Why raising VAT destroys wealth
Increasing VAT prevents mutually beneficial exchanges from taking place – trades that are no longer worthwhile at the higher rate. Thus there is an immediate welfare loss. But the repercussions are far more profound. In particular, raising VAT will have a negative effect on productivity growth. Increasing its rate reduces the economic incentives to trade and therefore hampers the division of labour and the associated productivity gains from increased specialisation, economies of scale and so on. General tax revenues will suffer eventually as lower productivity growth reduces overall output.
Further harmful effects include reduced work incentives, as individuals can buy less with every extra pound they earn, and a greater distortion between vatable and non-vatable goods.
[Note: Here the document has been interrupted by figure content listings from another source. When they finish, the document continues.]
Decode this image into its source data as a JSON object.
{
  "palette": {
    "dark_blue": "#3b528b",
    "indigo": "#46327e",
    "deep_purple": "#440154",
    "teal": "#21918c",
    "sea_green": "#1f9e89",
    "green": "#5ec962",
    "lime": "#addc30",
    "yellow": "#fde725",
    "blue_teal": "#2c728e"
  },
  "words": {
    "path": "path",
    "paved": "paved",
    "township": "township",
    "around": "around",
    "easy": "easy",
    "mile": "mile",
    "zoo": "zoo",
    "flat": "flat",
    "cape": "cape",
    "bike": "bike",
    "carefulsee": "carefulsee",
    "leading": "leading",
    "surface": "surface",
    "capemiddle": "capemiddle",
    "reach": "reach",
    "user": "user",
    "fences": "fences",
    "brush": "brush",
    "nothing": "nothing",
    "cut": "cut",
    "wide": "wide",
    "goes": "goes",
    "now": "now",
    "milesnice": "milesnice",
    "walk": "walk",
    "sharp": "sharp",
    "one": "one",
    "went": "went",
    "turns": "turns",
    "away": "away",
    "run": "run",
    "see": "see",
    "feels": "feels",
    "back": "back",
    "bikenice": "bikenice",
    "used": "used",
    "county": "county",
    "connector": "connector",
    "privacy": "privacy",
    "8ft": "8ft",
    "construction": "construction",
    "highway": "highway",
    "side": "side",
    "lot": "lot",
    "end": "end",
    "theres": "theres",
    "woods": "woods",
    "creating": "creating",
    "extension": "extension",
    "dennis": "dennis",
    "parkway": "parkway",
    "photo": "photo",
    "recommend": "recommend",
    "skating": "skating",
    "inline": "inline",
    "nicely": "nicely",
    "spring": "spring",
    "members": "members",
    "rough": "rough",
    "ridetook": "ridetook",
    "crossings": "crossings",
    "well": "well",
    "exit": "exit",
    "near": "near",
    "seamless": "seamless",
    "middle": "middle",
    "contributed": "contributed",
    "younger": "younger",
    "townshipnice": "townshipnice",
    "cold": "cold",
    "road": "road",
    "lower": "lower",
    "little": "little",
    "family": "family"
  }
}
Given that most of what people earn is spent, an increase in VAT has much the same effect on incentives as an increase in income tax – it reduces real, take-home pay.
A higher rate of VAT also encourages individuals and firms to conduct business in the informal economy. Accordingly, the “black market” tends to be larger in countries with high rates of VAT, even in cultures where corruption is relatively weak, as in Scandinavia. Yet investment is a problem for informal businesses – they cannot expand like formal businesses and therefore may hinder the creation of wealth in the long-term. Black market businesses also expend resources on avoiding detection, corrupting officials, paying participants a risk premium and so on. Furthermore, an expanding informal economy may encourage draconian and costly countermeasures by tax authorities, which also impose additional costs on legitimate businesses.